A deep learning-based method for rapid prediction of transient loads on flexible regions of local flexible hydrofoils

Abstract

As an essential component of maritime renewable energy apparatus, the rational design of local flexible hydrofoils is crucial for enhancing energy capture efficiency. However, the efficacy of optimization process is limited by the inability of conventional preliminary design frameworks to rapidly acquire transient load distributions, which are necessary for precise subsequent design to establish the appropriate optimization threshold. To determine the relationship between geometric parameters, boundary conditions, and transient load, a hybrid neural network is established, which includes convolutional neural networks (CNN) for geometric feature extraction, bidirectional long short-term memory (BiLSTM) for dynamic information capture, and an attention mechanism to enhance critical features. The modified grey wolf optimizer, combining nonlinear adaptation and adaptive dynamic weight factors, enhances prediction performance through hyperparameter optimization.

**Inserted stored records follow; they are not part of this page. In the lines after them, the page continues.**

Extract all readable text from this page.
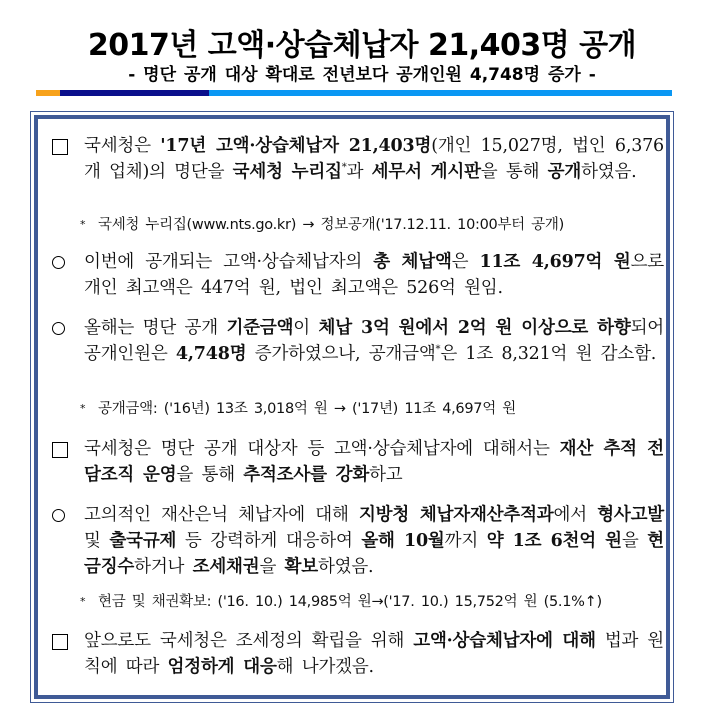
2017년 고액·상습체납자 21,403명 공개
- 명단 공개 대상 확대로 전년보다 공개인원 4,748명 증가 -
국세청은 '17년 고액·상습체납자 21,403명(개인 15,027명, 법인 6,376개 업체)의 명단을 국세청 누리집*과 세무서 게시판을 통해 공개하였음.
* 국세청 누리집(www.nts.go.kr) → 정보공개('17.12.11. 10:00부터 공개)
이번에 공개되는 고액·상습체납자의 총 체납액은 11조 4,697억 원으로 개인 최고액은 447억 원, 법인 최고액은 526억 원임.
올해는 명단 공개 기준금액이 체납 3억 원에서 2억 원 이상으로 하향되어 공개인원은 4,748명 증가하였으나, 공개금액*은 1조 8,321억 원 감소함.
* 공개금액: ('16년) 13조 3,018억 원 → ('17년) 11조 4,697억 원
국세청은 명단 공개 대상자 등 고액·상습체납자에 대해서는 재산 추적 전담조직 운영을 통해 추적조사를 강화하고
고의적인 재산은닉 체납자에 대해 지방청 체납자재산추적과에서 형사고발 및 출국규제 등 강력하게 대응하여 올해 10월까지 약 1조 6천억 원을 현금징수하거나 조세채권을 확보하였음.
* 현금 및 채권확보: ('16. 10.) 14,985억 원→('17. 10.) 15,752억 원 (5.1%↑)
앞으로도 국세청은 조세정의 확립을 위해 고액·상습체납자에 대해 법과 원칙에 따라 엄정하게 대응해 나가겠음.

The CNN-BiLSTM-Attention model captures dynamic pressure load fluctuations with an accuracy of approximately 96 %, displaying strong generalization across varied geometric factors and boundary conditions. Nevertheless, the inherent unsteady spatiotemporal characteristics of unstable flows such as vortex shedding and transient separation increases the difficulty of accurate prediction. Compared to existing algorithms, the improved Grey Wolf Optimizer (IGWO) has higher robustness and convergence rates for complicated nonlinear problems. Furthermore, hyperparameter optimization enhances prediction accuracy and computing efficiency. These results demonstrate the effectiveness of this deep-learning approach for improving the design of localized flexible hydrofoils.